London guy picture London guy · Aug 28, 2012 · Viewed 17.5k times · Source

In least-squares models, the cost function is defined as the square of the difference between the predicted value and the actual value as a function of the input.

When we do logistic regression, we change the cost function to be a logarithmic function instead of defining it to be the square of the difference between the sigmoid function (the output value) and the actual output.

Is it OK to change and define our own cost function to determine the parameters?

Answer

Fred Foo picture Fred Foo · Feb 27, 2013

Yes, you can define your own loss function, but if you're a novice, you're probably better off using one from the literature. There are conditions that loss functions should meet:

  1. They should approximate the actual loss you're trying to minimize. As was said in the other answer, the standard loss functions for classification is zero-one-loss (misclassification rate) and the ones used for training classifiers are approximations of that loss.

    The squared-error loss from linear regression isn't used because it doesn't approximate zero-one-loss well: when your model predicts +50 for some sample while the intended answer was +1 (positive class), the prediction is on the correct side of the decision boundary so the zero-one-loss is zero, but the squared-error loss is still 49² = 2401. Some training algorithms will waste a lot of time getting predictions very close to {-1, +1} instead of focusing on getting just the sign/class label right.(*)

  2. The loss function should work with your intended optimization algorithm.

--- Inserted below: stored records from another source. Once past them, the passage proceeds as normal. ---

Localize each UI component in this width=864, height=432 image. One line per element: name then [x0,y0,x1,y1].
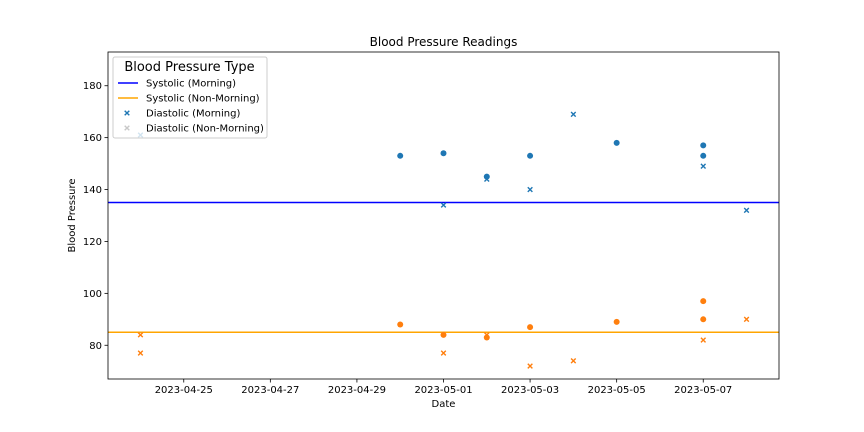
y-tick-label-2: 120 [83,237,102,248]
chart-title: Blood Pressure Readings [370,35,518,49]
x-tick-label-6: 2023-05-07 [674,385,732,396]
point-s0-6 [700,152,707,159]
point-s3-3 [483,332,490,338]
legend-label-2: Diastolic (Morning) [146,109,240,120]
point-s3-2 [440,350,447,356]
y-axis-ticks: 80 100 120 140 160 180 [83,81,108,352]
point-s3-4 [527,363,533,369]
point-s1-3 [527,186,533,193]
point-s3-0 [137,332,144,338]
x-tick-label-2: 2023-04-29 [328,385,386,396]
x-tick-label-0: 2023-04-25 [155,385,213,396]
point-s1-2 [483,176,490,182]
point-s2-3 [527,324,534,331]
point-s2-4 [613,318,620,325]
y-axis-title: Blood Pressure [67,178,78,252]
data-points [137,111,750,369]
point-s2-6 [700,316,707,323]
x-axis-title: Date [432,399,456,410]
y-tick-label-0: 80 [89,341,102,352]
y-tick-label-4: 160 [83,133,102,144]
point-s3-6 [700,337,707,343]
x-axis-ticks: 2023-04-25 2023-04-27 2023-04-29 2023-05-01… [155,379,732,396]
point-s0-0 [397,152,404,159]
x-tick-label-3: 2023-05-01 [414,385,472,396]
legend-label-3: Diastolic (Non-Morning) [146,124,264,135]
point-s3-5 [570,358,577,364]
y-tick-label-3: 140 [83,185,102,196]
legend-box [112,56,268,139]
legend-label-0: Systolic (Morning) [146,79,236,90]
point-s3-7 [743,316,750,323]
point-s2-0 [397,321,404,328]
legend-title: Blood Pressure Type [124,60,254,75]
point-s1-5 [700,163,707,169]
legend-swatch-3 [124,125,130,131]
point-s1-6 [743,207,750,214]
point-s0-1 [440,150,447,157]
point-s3-1 [137,350,144,356]
point-s1-1 [440,202,447,208]
point-s0-4 [613,139,620,146]
point-s0-5 [700,142,707,149]
x-tick-label-4: 2023-05-03 [501,385,559,396]
legend-swatch-2 [124,110,130,116]
legend-label-1: Systolic (Non-Morning) [146,94,260,105]
x-tick-label-5: 2023-05-05 [588,385,646,396]
y-tick-label-5: 180 [83,81,102,92]
y-tick-label-1: 100 [83,289,102,300]
x-tick-label-1: 2023-04-27 [241,385,299,396]
point-s1-4 [570,111,577,118]
point-s2-5 [700,298,707,305]
legend: Blood Pressure Type Systolic (Morning) Sy… [112,56,268,139]
point-s2-1 [440,331,447,338]
point-s0-3 [527,152,534,159]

That's why zero-one-loss is not used directly: it doesn't work with gradient-based optimization methods since it doesn't have a well-defined gradient (or even a subgradient, like the hinge loss for SVMs has).

    The main algorithm that optimizes the zero-one-loss directly is the old perceptron algorithm.

Also, when you plug in a custom loss function, you're no longer building a logistic regression model but some other kind of linear classifier.

(*) Squared error is used with linear discriminant analysis, but that's usually solved in close form instead of iteratively.